I think it was hard for the Valar to judge Melkor or Souron as none of them could contemplate the nature of evil in much the same way as they did'nt know fear. so how would they know is he was infact redeemed? remember they were there 1st and they couldt learn from others about punishment or any other concept for that matter, they had to kinda 'play it by ear' 
They didnt know about lies either, so if Melkor said he was going to be good from now on, they had no reason to doubt him. They were too perfect.


----------



## baragund (Aug 4, 2005)

Nah! As the Queen of Hearts said in Alice in Wonderland, "OFF WITH HIS HEAD!!!"


----------



## Thorondor_ (Aug 4, 2005)

Well, they couldn't force him to tell the truth anyway ("Osanwe-kenta"):


> The force and restraint that were used upon Melkor by the united power of all the Valar, were not used to extort confession (which was needless); nor to compel him to reveal his thought (which was unlawful, even if not vain).


----------



## Telëlambe (Aug 5, 2005)

If the Valar ever discovered the mind of melkor i think they actually would have thrown away the key. I mean he was the most evil and twisted being ever to exist.


----------



## Thorondor_ (Sep 4, 2005)

Hm, I don't entirely agree (from Osanwe-kenta):
"Melkor had the right to exist, and the right to act and use his powers. Manwe had the authority to rule and to order the world, so far as he could, for the well-being of the Eruhíni; but if Melkor would repent and return to the allegiance of Eru, he must be given his freedom again. He could not be enslaved, or denied his part."


----------



## Telëlambe (Sep 5, 2005)

Hmmm... Yeah i suppose. 
however with great power comes great responsability. Melkor had the greatest responsability to use his power for the glory of Erù. 
Anything concerning the Anuir's rights and morals ect is anserable only to Erù. maybe they didnt have rights, he gave free will to his children.


----------



## Grond (Sep 5, 2005)

Telëlambe said:


> Hmmm... Yeah i suppose.
> however with great power comes great responsability.
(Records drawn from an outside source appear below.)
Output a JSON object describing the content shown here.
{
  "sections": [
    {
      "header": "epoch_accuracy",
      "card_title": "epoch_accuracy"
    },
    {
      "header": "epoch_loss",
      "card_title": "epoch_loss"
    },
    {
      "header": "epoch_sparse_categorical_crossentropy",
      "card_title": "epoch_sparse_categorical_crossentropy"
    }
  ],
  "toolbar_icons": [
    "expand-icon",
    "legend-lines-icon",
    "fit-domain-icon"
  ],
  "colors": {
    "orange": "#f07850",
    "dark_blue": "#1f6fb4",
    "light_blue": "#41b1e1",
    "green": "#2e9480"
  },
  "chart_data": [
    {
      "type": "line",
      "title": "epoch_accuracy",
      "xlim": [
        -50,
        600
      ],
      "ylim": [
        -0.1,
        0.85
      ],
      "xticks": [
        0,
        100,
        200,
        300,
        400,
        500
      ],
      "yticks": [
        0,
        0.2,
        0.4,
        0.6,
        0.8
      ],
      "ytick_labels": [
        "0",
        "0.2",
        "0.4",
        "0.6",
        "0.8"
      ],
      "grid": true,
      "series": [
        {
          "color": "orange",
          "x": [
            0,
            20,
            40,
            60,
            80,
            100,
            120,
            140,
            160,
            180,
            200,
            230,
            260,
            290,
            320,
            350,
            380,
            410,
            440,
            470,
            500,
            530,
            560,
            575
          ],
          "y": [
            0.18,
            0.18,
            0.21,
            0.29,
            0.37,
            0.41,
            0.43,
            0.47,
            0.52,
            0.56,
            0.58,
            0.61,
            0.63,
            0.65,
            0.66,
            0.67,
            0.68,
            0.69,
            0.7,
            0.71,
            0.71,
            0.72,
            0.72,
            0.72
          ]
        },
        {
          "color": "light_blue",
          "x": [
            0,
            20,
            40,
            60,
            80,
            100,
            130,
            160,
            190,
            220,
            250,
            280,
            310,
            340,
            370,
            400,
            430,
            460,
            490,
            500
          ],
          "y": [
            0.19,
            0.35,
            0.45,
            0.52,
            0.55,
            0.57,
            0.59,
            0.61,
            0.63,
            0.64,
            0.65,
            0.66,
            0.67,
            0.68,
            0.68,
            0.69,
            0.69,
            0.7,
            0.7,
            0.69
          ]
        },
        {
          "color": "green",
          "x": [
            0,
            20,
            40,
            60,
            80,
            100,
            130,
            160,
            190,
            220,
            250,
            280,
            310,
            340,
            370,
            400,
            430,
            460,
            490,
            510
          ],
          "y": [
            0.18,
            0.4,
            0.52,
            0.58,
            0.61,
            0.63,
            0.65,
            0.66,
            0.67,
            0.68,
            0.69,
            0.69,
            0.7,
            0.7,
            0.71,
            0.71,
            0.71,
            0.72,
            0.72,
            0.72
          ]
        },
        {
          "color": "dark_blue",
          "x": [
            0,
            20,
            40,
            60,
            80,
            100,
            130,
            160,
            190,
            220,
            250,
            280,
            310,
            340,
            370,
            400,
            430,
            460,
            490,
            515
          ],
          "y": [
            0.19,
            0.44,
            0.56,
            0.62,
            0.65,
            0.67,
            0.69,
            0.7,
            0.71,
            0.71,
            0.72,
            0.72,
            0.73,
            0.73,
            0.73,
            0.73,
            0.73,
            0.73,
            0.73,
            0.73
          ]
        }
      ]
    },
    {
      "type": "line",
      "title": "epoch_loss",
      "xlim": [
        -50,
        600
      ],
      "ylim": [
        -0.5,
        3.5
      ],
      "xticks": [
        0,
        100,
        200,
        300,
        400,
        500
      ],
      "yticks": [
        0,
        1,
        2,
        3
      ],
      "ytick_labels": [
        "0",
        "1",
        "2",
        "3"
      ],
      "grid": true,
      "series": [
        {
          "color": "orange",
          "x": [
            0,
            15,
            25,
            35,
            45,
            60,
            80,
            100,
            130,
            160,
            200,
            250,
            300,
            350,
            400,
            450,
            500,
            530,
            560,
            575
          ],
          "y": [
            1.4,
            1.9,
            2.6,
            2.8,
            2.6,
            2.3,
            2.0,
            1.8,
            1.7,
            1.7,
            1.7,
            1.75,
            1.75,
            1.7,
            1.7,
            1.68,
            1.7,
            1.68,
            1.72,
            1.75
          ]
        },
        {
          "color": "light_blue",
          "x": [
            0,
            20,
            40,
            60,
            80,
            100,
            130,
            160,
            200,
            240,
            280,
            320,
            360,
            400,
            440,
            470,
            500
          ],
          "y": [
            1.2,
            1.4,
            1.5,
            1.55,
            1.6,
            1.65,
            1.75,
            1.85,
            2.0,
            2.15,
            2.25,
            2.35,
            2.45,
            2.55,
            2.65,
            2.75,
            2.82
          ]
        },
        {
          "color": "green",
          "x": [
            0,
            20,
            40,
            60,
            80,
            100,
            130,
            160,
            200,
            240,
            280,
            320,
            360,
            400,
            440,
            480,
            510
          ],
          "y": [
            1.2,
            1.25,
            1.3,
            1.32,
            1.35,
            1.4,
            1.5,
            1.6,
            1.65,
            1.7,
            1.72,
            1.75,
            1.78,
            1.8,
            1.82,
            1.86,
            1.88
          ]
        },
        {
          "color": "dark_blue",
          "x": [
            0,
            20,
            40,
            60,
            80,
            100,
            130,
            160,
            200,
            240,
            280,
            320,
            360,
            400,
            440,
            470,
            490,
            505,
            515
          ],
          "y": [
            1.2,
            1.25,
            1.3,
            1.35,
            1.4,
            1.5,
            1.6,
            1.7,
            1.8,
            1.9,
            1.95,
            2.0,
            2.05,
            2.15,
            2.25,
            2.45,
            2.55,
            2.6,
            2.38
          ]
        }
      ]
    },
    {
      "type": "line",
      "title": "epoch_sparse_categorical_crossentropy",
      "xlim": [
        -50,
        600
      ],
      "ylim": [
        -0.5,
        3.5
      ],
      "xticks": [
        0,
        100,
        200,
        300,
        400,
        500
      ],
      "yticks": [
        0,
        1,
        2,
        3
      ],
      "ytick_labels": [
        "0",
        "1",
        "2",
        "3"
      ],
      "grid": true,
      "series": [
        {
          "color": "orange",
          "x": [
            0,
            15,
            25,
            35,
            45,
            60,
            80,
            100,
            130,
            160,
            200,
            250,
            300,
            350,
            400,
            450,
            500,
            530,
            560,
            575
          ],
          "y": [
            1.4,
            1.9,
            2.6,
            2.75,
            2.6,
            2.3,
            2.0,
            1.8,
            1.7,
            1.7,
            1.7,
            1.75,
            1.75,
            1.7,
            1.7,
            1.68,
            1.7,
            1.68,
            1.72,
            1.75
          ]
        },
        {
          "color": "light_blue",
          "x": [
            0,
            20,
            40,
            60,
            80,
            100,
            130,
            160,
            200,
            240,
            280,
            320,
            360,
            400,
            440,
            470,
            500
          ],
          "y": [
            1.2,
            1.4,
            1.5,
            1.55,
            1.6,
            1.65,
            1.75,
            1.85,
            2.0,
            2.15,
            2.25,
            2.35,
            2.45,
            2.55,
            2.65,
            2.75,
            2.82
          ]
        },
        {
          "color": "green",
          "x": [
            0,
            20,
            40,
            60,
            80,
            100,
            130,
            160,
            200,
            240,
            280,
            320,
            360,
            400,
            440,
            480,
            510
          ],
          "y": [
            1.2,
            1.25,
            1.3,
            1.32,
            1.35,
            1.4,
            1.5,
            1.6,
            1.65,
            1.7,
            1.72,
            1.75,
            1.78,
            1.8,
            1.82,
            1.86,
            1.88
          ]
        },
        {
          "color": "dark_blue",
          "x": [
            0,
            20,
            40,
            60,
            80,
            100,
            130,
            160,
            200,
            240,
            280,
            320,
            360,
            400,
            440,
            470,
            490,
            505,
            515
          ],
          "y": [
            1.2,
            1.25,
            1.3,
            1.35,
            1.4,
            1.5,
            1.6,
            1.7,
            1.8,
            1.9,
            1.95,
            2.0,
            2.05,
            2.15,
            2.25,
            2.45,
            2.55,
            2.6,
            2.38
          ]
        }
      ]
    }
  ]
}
Melkor had the greatest responsability to use his power for the glory of Erù.
> Anything concerning the Anuir's rights and morals ect is anserable only to Erù. maybe they didnt have rights, he gave free will to his children.


I don't have my books with me right now but I can tell you that somwhere in the works it states that the Valar were more easily deceived because they had no real perception of what evil was all about. And, they were only as foresighted as Eru would let them be. Remember that the fabric of history was woven with the Music of the Ainur and it was Eru who was the Conductor and not Melkor. The many movements of his great work were of his design and not Melkor's. Like Tolkien, Eru could have written any tune he desired.

Cheers,

grond


----------



## Telëlambe (Sep 5, 2005)

Erù only provided a theme, the chior provided the notes, and the details. The great song only provides guidlines for the worlds being, ultimatly they are left to themselves. 
A conductor does not play in the band. 

I do agree with the bit about the Valar not being able to perceive the notion of evil (being so pure and all)


----------



## Grond (Sep 5, 2005)

Telëlambe said:


> Erù only provided a theme, the chior provided the notes, and the details. The great song only provides guidlines for the worlds being, ultimatly they are left to themselves.
> A conductor does not play in the band.
> 
> I do agree with the bit about the Valar not being able to perceive the notion of evil (being so pure and all)





Silmarillion said:


> Then Ilúvatar spoke, and he said: 'Mighty are the Ainur, and mightiest among them is Melkor; but that he may know, and all the Ainur, that I am Ilúvatar, those things that ye have sung, I will show them forth, that ye may see what ye have done. And thou, Melkor, shalt see that no theme may be played that hath not its uttermost source in me, nor can any alter the music in my despite. For he that attempteth this shall prove but mine instrument in the devising of things more wonderful, which he himself hath not imagined.'


Eru was also the composer. Each Ainu was given lattitude to "interpret" his part but Eru controlled the theme. Of course, we can argue this all day since it falls right into the preordination or free will line of thought.

Cheers,

grond


----------